Using systematic photo-identification surveys, we will collect biopsy tissue samples from individual dolphins to determine the genetic stock of this bottlenose dolphin population and adjacent areas like Laguna de Chiriqui, Portobelo and Colon. Using participatory field surveys, we will also collect behavioral data to determine if individual dolphin activity budgets differ in control and impact scenarios in order to quantify the bioenergetic costs of tourism to dolphins to inform tourism management. Project results will help define which bottlenose dolphin ecotype is found in Panama so an effective management plan can be developed for dolphin conservation in Bocas del Toro and adjacent areas.

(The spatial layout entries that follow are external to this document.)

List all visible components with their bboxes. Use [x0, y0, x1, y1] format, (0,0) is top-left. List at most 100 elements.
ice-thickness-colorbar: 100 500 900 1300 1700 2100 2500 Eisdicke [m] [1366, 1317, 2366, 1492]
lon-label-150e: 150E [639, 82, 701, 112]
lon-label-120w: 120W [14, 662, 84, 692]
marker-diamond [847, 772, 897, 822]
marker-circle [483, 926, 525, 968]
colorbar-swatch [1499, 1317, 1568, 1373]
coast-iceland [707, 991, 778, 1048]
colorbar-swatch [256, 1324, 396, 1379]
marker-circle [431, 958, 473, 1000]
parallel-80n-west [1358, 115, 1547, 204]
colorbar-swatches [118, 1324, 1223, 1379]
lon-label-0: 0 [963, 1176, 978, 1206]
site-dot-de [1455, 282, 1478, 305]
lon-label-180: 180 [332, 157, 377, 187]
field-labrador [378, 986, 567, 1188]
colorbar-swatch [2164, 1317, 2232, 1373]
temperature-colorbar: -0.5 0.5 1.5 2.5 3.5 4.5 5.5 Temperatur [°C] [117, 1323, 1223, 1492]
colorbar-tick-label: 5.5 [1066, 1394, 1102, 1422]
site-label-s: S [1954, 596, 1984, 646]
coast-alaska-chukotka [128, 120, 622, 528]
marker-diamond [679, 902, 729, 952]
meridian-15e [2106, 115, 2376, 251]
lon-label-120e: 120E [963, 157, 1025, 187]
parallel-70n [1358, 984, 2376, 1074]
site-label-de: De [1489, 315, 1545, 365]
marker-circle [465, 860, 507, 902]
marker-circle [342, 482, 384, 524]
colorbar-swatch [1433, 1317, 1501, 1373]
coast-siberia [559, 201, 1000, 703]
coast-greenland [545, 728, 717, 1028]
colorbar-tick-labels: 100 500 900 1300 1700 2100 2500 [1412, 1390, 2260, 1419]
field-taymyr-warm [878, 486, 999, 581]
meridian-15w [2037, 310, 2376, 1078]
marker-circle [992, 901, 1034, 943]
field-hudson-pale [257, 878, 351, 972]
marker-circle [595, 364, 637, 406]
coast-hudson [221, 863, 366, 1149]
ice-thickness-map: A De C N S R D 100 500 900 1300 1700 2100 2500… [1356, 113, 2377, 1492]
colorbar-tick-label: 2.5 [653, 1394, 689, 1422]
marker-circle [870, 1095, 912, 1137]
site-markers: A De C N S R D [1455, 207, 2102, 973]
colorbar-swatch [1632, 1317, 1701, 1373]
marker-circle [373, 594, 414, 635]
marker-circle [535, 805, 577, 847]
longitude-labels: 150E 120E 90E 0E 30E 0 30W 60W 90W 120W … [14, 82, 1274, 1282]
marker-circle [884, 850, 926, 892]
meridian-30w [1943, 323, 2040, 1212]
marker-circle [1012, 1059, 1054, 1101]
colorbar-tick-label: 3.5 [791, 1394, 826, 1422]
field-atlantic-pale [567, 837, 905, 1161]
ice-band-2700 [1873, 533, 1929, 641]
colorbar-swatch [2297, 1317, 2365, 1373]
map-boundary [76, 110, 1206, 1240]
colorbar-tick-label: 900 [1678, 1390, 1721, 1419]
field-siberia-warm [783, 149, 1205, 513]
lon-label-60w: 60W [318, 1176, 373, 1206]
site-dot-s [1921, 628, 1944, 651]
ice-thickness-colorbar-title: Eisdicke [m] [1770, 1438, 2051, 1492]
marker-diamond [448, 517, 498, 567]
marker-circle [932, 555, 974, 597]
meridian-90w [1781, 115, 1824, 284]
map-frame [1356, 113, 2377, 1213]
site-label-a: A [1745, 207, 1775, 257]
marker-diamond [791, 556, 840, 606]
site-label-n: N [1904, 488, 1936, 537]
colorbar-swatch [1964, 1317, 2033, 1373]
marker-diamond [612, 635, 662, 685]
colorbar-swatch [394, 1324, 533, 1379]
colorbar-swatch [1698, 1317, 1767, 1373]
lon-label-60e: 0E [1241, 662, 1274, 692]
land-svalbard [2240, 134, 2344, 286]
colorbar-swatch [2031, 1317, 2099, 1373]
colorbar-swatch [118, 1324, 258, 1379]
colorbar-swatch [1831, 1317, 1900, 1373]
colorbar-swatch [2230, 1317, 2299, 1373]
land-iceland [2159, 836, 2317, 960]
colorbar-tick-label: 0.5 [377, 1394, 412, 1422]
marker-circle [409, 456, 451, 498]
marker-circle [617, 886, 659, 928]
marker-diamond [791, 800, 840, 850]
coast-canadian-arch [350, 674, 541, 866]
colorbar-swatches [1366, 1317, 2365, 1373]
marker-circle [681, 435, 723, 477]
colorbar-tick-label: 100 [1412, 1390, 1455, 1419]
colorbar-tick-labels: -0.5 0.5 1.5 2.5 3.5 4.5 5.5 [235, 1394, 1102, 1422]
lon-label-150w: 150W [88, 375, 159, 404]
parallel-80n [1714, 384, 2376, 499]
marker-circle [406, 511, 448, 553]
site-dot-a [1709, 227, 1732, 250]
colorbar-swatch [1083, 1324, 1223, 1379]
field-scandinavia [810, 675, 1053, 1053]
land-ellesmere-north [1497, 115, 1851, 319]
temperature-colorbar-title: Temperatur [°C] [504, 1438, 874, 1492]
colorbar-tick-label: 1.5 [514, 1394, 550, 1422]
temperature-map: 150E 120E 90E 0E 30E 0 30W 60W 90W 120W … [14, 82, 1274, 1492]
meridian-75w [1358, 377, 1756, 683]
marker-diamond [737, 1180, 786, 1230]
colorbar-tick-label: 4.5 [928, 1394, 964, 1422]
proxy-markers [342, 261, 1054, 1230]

The project will bridge the gap between the scientific and local communities by including key community members in data collection activities and conservation decision-making. Ultimately, project results will contribute to development of a community-based protocol to reduce negative impacts of current tourism practices and inform sustainable tourism and conservation initiatives in Bocas del Toro in collaboration with local stakeholders.